3.3 Comparison and analysis

In order to more intuitively compare the differences in predictive performance between models, the comparison figures of relative error for prediction models (BiLSTM, GA-BiLSTM, LSTM, BP, and GA-BP models) are plotted to compare the prediction accuracy of different models with different depths of model architecture. In order to compare differences of the prediction accuracy among five models more intuitively, the prediction results were plotted every four groups as a rank and a total of four relative error comparison figures (Fig. 11a–d) were drawn.

Fig. 11
figure 11

The comparison figures of relative error for prediction models. a 1st–4th groups; b 5th–8th groups; c 9th–12th groups; d 13th–16th groups

BiLSTM model has a lower relative error in the predicted values corresponding to most samples and the relative error fluctuation is smaller than the other two models. GA BiLSTM and LSTM models have relatively high relative errors in 1st, 5th, 10th, 11th, 12th, and 15th groups, while the BiLSTM model has relatively high relative error in 14th group. The relatively large prediction error in the 1st group of samples is due to the special memory structure of the model (Fig. 11a). As the output of the current unit will affect the output of the next unit, while the 1st group of samples is not affected by this, which means that they do not have memory ability and cannot mine temporal features of the data, there is a certain error. The large prediction errors of the remaining samples are caused by the randomness of the deep learning model. In addition, it can be seen that the prediction errors of BP neural network and GA-BP neural network fluctuate greatly, showing extremely high prediction accuracy in some samples and significant mismeasurement errors in some samples, especially the relative error in 10th group (Fig. 11c) is close to 80%.

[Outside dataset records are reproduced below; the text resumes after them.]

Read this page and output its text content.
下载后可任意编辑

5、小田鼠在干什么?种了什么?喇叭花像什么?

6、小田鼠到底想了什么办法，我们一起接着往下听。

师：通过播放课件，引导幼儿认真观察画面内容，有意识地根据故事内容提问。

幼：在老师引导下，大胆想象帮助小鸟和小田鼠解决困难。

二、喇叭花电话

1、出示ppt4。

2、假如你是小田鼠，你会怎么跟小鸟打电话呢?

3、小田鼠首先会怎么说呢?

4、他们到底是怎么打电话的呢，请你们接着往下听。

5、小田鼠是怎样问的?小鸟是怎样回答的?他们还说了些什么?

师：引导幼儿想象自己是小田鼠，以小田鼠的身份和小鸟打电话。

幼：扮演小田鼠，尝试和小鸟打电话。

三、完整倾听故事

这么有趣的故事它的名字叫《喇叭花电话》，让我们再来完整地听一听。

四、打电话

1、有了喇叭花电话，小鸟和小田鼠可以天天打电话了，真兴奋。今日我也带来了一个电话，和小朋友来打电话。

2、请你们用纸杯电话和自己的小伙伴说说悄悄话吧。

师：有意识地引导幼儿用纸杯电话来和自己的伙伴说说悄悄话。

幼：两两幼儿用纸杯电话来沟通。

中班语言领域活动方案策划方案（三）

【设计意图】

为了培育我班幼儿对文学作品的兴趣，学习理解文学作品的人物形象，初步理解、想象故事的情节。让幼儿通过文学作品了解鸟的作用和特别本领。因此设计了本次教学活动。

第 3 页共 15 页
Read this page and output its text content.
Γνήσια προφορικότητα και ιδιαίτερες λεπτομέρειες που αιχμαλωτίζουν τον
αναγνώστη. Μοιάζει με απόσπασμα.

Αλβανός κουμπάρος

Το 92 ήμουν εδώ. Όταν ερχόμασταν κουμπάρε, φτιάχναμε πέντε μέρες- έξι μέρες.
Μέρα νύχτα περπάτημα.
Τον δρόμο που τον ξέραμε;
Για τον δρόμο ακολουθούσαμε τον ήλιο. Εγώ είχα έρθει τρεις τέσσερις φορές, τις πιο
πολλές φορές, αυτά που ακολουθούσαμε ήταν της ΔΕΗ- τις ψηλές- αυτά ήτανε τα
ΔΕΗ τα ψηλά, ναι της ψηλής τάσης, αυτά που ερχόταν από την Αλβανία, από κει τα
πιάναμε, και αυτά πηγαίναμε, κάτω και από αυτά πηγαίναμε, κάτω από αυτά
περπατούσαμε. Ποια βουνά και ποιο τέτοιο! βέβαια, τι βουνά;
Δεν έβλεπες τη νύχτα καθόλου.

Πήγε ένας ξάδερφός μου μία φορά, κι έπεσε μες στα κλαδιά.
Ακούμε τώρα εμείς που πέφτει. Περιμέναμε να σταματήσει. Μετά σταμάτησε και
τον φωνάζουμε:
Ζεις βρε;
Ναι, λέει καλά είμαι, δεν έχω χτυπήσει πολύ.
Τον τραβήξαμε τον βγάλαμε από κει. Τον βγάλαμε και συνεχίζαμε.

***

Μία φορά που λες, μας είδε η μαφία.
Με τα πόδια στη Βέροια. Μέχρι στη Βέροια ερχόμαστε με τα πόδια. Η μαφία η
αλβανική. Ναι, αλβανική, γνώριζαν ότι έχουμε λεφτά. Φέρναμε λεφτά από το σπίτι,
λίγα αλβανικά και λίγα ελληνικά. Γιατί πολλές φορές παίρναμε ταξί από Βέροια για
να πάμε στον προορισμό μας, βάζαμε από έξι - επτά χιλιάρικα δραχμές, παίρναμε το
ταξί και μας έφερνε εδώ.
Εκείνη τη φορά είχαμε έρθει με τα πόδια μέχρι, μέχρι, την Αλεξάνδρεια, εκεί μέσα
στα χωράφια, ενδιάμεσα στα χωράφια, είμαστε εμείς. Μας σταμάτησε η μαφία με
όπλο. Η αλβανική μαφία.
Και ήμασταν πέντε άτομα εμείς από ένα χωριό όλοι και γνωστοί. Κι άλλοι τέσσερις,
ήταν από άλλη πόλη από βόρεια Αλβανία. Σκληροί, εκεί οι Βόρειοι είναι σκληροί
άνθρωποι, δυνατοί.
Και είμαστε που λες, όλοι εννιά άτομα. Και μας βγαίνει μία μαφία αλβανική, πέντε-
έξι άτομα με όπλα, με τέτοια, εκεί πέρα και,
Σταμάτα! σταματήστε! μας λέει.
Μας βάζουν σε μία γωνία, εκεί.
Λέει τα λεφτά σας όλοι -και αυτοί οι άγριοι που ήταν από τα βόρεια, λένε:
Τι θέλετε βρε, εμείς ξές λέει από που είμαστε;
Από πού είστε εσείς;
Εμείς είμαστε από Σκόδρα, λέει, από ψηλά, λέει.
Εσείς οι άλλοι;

Although, the BiLSTM model do not achieve extremely high prediction accuracy in individual samples, the overall relative error fluctuation is small and stable and the average prediction accuracy is higher than other four models. In conclusion, the BiLSTM model has the highest fitness with the small sample multi-source heterogeneous data and the results prove the accuracy, stability, and superiority of the wear prediction model of micro-grinding tool based on the BiLSTM.

4 Conclusions

In this work, the BiLSTM prediction model was constructed to integrate small-sample and multi-source heterogeneous data. The micro-grinding tool wear is characterized and predicted.

The calculated and experimental results show that the prediction accuracy of BiLSTM model is 92.08%, which proves the feasibility of the prediction model. In comparison among the GA-BiLSTM, LSTM, and BiLSTM models, the BiLSTM model has the highest prediction accuracy, which indicates that the model has the strongest fitness of architectural depth of model and sample data. In comparison among the BP, GA-BP, and BiLSTM models, the BiLSTM model has the highest prediction accuracy and the smallest relative error fluctuation, which proves the stability and superiority of the BiLSTM model compared with the machine learning methods.

The BiLSTM model proposed in this paper has important scientific significance for the wear characterization and prediction of micro-grinding tools. On the one hand, it is able to guide the replacement strategy so that the processing quality will be ensured and the waste will be reduced. On the other hand, it can provide more solutions for sustainable manufacturing and provide theoretical basis for independent decision-making in precision intelligent manufacturing.